As part of the Henry Ford Collection in Michigan, Greenfield Village immerses visitors in America’s long history of innovation and progress. At the 80-acre campus, you’ll see working Model T’s, steam-powered locomotives, the Wright Brothers’ home and bicycle shop, along with collections of houses from the 1600s on up to the early 20th century. Plus, on any given day, you’ll likely meet one of the site’s master presenters, Ron Kozdron.
Kozdron, 66, is a history buff who has worked at Greenfield Village for over a decade, educating thousands of guests as a craftsman/lecturer in the old tin shop. He also plays Santa at Christmas time and a Halloween ringmaster who dances and sings in the streets in October.

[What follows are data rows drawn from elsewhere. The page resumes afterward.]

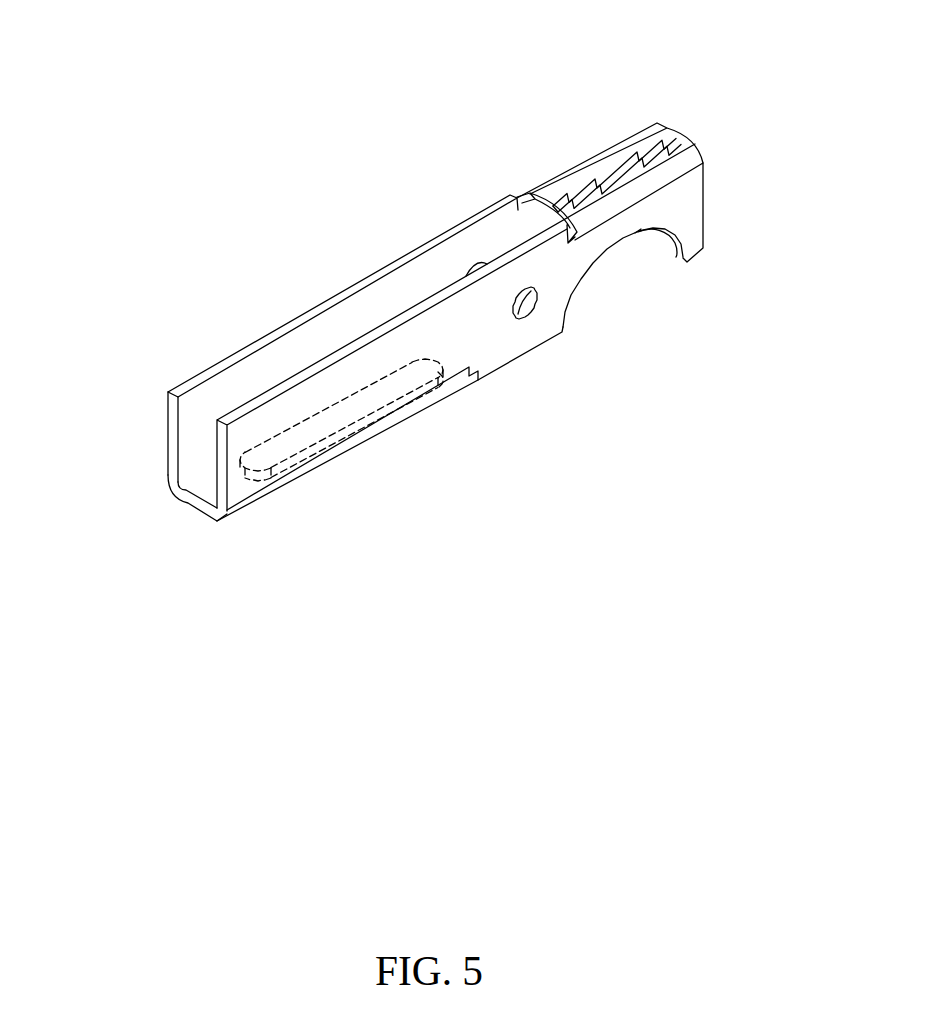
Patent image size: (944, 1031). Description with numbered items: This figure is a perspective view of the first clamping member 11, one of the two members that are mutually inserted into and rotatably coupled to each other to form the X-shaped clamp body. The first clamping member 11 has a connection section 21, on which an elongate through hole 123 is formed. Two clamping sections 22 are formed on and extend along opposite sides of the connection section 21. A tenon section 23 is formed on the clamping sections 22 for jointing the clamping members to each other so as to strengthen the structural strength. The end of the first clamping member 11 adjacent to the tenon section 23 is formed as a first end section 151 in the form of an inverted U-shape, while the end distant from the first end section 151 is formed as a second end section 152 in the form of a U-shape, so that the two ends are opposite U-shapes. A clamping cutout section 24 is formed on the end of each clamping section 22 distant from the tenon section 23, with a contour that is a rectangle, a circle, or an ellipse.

The first clamping member 11 is at (472, 176).
The connection section 21 is at (188, 507).
The clamping sections 22 is at (192, 377).
The tenon section 23 is at (612, 168).
The clamping cutout section 24 is at (587, 277).
The elongate through hole 123 is at (350, 372).
The first end section 151 is at (706, 120).
The second end section 152 is at (168, 460).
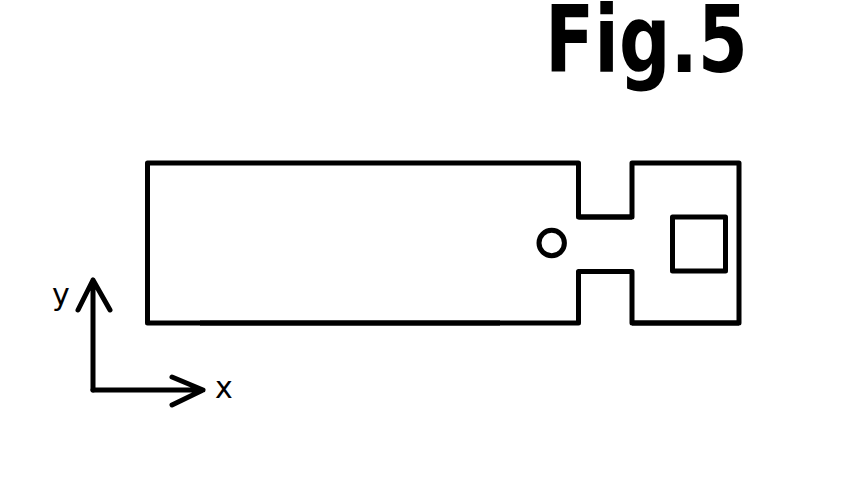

“I love history because you get to see how things started,” Kozdron said. “Some people love to go to sporting events, although in my free time, I always took the kids to visit museums.”
That made Ron a natural to lead countless tours of the Village, but then two bad knees halted him in his tracks.
Living with knee pain
Kozdron’s job involves standing on his feet for long stretches throughout the day. About a year-and-a-half ago, he developed tremendous pain in both knees. Ron took daily pain medication just to endure the walk from the parking lot to the tin shop. He could barely make it, and could no longer ride a bike or work in his garden. Even lifting his legs to get into his car was a challenge.
“When you hurt that bad, it affects your life, your personality. You can even be gruff, sometimes,” he said.
Kozdron’s knees had simply deteriorated through the years and after his primary care physician referred him to Dr. David Markel, a hip and knee surgeon at The CORE Institute, Kozdron learned he was a candidate for knee replacement. He would need both knees replaced, and surgeries were scheduled for early 2019: one operation in January, then another for the second knee in March.
“People start to notice that there are things they can’t do and they’re unhappy, and there’s no reason to have to be unhappy,” Dr. Markel said after meeting his new patient.
A new lease on life
Dr. Markel utilized the MakoTM Robotic-Arm Assisted Total Knee Replacement for Ron, and after each surgery, Kozdron spent about three to four weeks rehabilitating the new knee replacement. Doctors encourage patients to move as much as possible after a knee replacement.
“Pain was almost immediately minimized,” Kozdron said, and that was enough motivation to keep moving every day. Today, with both knees replaced, the master presenter enjoys a new lease on life.
“My job involves a lot of walking around, and now I can do it all day,” he said. “My biggest worry was not being able to kneel to work in my garden. Dr. Markel said I could keep working on that during rehab, little by little — now I put down a pad, and I can do it. I’m riding my bike again, too.”
“To see someone after that, walking independently, not taking pain medicine, being really happy, to give somebody that is really gratifying, I really love it,” Dr. Markel added.
Kozdron and his wife also recently opened their home to an energetic puppy. “I can’t run too far, but I can get down there and play, no problem,” Kozdron added.